ピーター・シフ:金は5,000ドルを目指す

Euro Pacific CapitalのPeter Schiff氏はCNBCで、金が大化けするとの持論を繰り返した。
FRBが利上げに踏み来った今も、金は5,000ドルを目指すというもの。

金にダウンサイドはない。
すべての下げ要因はすでに価格に織り込まれている。

シフ氏は、FRBがなんと言おうが、米経済が急激に不況に向かっていると主張する。
FRBは好況を装っているというのが、かねてからのシフ氏の見立てだ。

FRBは経済に自信がないのに、自信があるように見せかけたくて25ベーシスの利上げをした。
通常は、FRBは経済が好調の時に利上げする。
それならモメンタムもペントアップ・デマンドもある。
しかし、今回の回復はすでに終わっている。

不況が鮮明になれば、FRBは利上げを取りやめ、マイナス金利・QE4へと進むだろうという。
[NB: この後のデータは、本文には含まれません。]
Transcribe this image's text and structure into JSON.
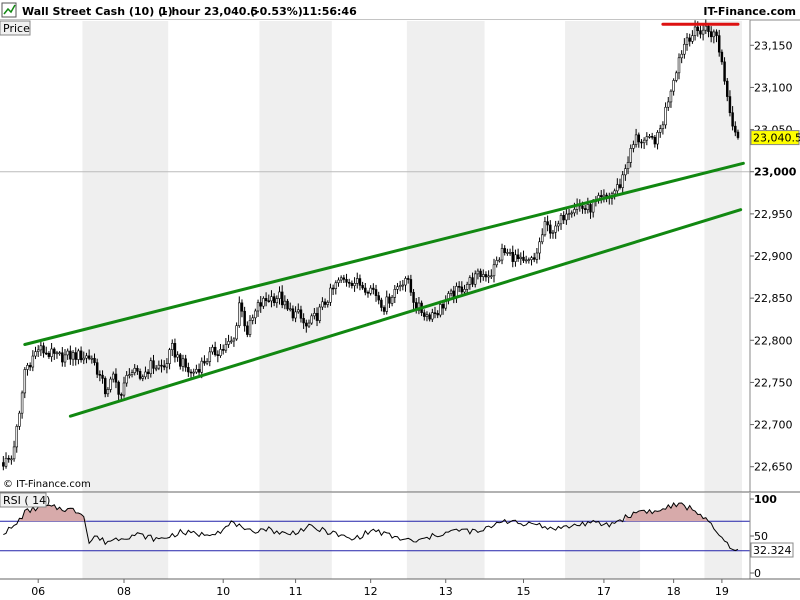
{
  "header": {
    "instrument": "Wall Street Cash (10) (-)",
    "timeframe": "1 hour",
    "last_price": "23,040.5",
    "change_pct": "(-0.53%)",
    "time": "11:56:46",
    "brand": "IT-Finance.com"
  },
  "panels": {
    "price_label": "Price",
    "rsi_label": "RSI ( 14)",
    "watermark": "© IT-Finance.com"
  },
  "colors": {
    "up_candle": "#ffffff",
    "down_candle": "#000000",
    "channel": "#118811",
    "resistance": "#dd1111",
    "price_tag": "#ffff00",
    "rsi_line": "#000000",
    "rsi_band": "#2222aa",
    "rsi_fill": "#d7aaaa",
    "stripe": "#efefef"
  },
  "chart_data": [
    {
      "type": "candlestick",
      "title": "Wall Street Cash (10) (-)",
      "ylim": [
        22620,
        23180
      ],
      "y_ticks": [
        22650,
        22700,
        22750,
        22800,
        22850,
        22900,
        22950,
        23000,
        23050,
        23100,
        23150
      ],
      "y_tick_labels": [
        "22,650",
        "22,700",
        "22,750",
        "22,800",
        "22,850",
        "22,900",
        "22,950",
        "23,000",
        "23,050",
        "23,100",
        "23,150"
      ],
      "x_ticks": [
        "06",
        "08",
        "10",
        "11",
        "12",
        "13",
        "15",
        "17",
        "18",
        "19"
      ],
      "last_value": 23040.5,
      "last_value_label": "23,040.5",
      "close_path": [
        [
          0,
          22655
        ],
        [
          3,
          22660
        ],
        [
          6,
          22710
        ],
        [
          8,
          22765
        ],
        [
          10,
          22775
        ],
        [
          13,
          22790
        ],
        [
          20,
          22780
        ],
        [
          27,
          22782
        ],
        [
          33,
          22780
        ],
        [
          35,
          22765
        ],
        [
          38,
          22740
        ],
        [
          41,
          22755
        ],
        [
          44,
          22735
        ],
        [
          47,
          22765
        ],
        [
          51,
          22755
        ],
        [
          55,
          22770
        ],
        [
          60,
          22768
        ],
        [
          63,
          22790
        ],
        [
          66,
          22775
        ],
        [
          70,
          22760
        ],
        [
          74,
          22772
        ],
        [
          78,
          22785
        ],
        [
          82,
          22790
        ],
        [
          86,
          22800
        ],
        [
          88,
          22845
        ],
        [
          91,
          22810
        ],
        [
          95,
          22840
        ],
        [
          99,
          22850
        ],
        [
          103,
          22852
        ],
        [
          106,
          22835
        ],
        [
          110,
          22830
        ],
        [
          113,
          22815
        ],
        [
          117,
          22830
        ],
        [
          121,
          22850
        ],
        [
          125,
          22870
        ],
        [
          129,
          22872
        ],
        [
          134,
          22865
        ],
        [
          138,
          22860
        ],
        [
          142,
          22840
        ],
        [
          146,
          22860
        ],
        [
          150,
          22875
        ],
        [
          154,
          22840
        ],
        [
          158,
          22830
        ],
        [
          162,
          22835
        ],
        [
          166,
          22850
        ],
        [
          170,
          22860
        ],
        [
          174,
          22870
        ],
        [
          178,
          22878
        ],
        [
          182,
          22880
        ],
        [
          186,
          22905
        ],
        [
          190,
          22900
        ],
        [
          194,
          22890
        ],
        [
          198,
          22895
        ],
        [
          202,
          22935
        ],
        [
          206,
          22930
        ],
        [
          210,
          22955
        ],
        [
          214,
          22960
        ],
        [
          218,
          22955
        ],
        [
          222,
          22965
        ],
        [
          226,
          22970
        ],
        [
          230,
          22985
        ],
        [
          233,
          23015
        ],
        [
          236,
          23040
        ],
        [
          240,
          23035
        ],
        [
          244,
          23040
        ],
        [
          246,
          23060
        ],
        [
          249,
          23100
        ],
        [
          252,
          23135
        ],
        [
          255,
          23160
        ],
        [
          258,
          23165
        ],
        [
          262,
          23170
        ],
        [
          266,
          23160
        ],
        [
          268,
          23130
        ],
        [
          270,
          23090
        ],
        [
          272,
          23060
        ],
        [
          274,
          23040
        ]
      ],
      "resistance_line": {
        "x": [
          246,
          274
        ],
        "y": [
          23175,
          23175
        ]
      },
      "channel_upper": {
        "x": [
          8,
          276
        ],
        "y": [
          22795,
          23010
        ]
      },
      "channel_lower": {
        "x": [
          25,
          275
        ],
        "y": [
          22710,
          22955
        ]
      }
    },
    {
      "type": "line",
      "title": "RSI ( 14)",
      "ylim": [
        0,
        100
      ],
      "y_ticks": [
        0,
        50,
        100
      ],
      "y_tick_labels": [
        "0",
        "50",
        "100"
      ],
      "bands": [
        30,
        70
      ],
      "last_value": 32.324,
      "last_value_label": "32.324",
      "x": [
        0,
        4,
        8,
        14,
        20,
        26,
        30,
        32,
        34,
        38,
        44,
        50,
        58,
        66,
        74,
        82,
        86,
        90,
        98,
        106,
        114,
        122,
        130,
        138,
        146,
        154,
        162,
        170,
        178,
        186,
        194,
        198,
        202,
        210,
        218,
        226,
        232,
        238,
        244,
        248,
        252,
        256,
        260,
        266,
        270,
        274
      ],
      "y": [
        55,
        62,
        82,
        90,
        88,
        85,
        80,
        40,
        50,
        42,
        48,
        52,
        45,
        55,
        52,
        58,
        70,
        55,
        60,
        52,
        62,
        55,
        45,
        58,
        48,
        42,
        52,
        58,
        55,
        72,
        65,
        70,
        60,
        62,
        68,
        65,
        75,
        85,
        82,
        90,
        92,
        88,
        80,
        55,
        38,
        32
      ]
    }
  ]
}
FRBは来年あっさりと逆戻りしなければいけなくなる。
金利をマイナス圏に誘導せざるを得なくなる。
そして、以前より大規模なQE4を始めるだろう。

追加緩和に出口がないとなれば、通貨の信認は打撃を受ける。
いつまでも継続する中央銀行のバランスシート肥大は、突発的なインフレのリスクを無視できないものにしてしまうからだ。
シフ氏は、そうした事態になれば金がかつてのような安全資産の地位を取り戻すとのシナリオを抱いている。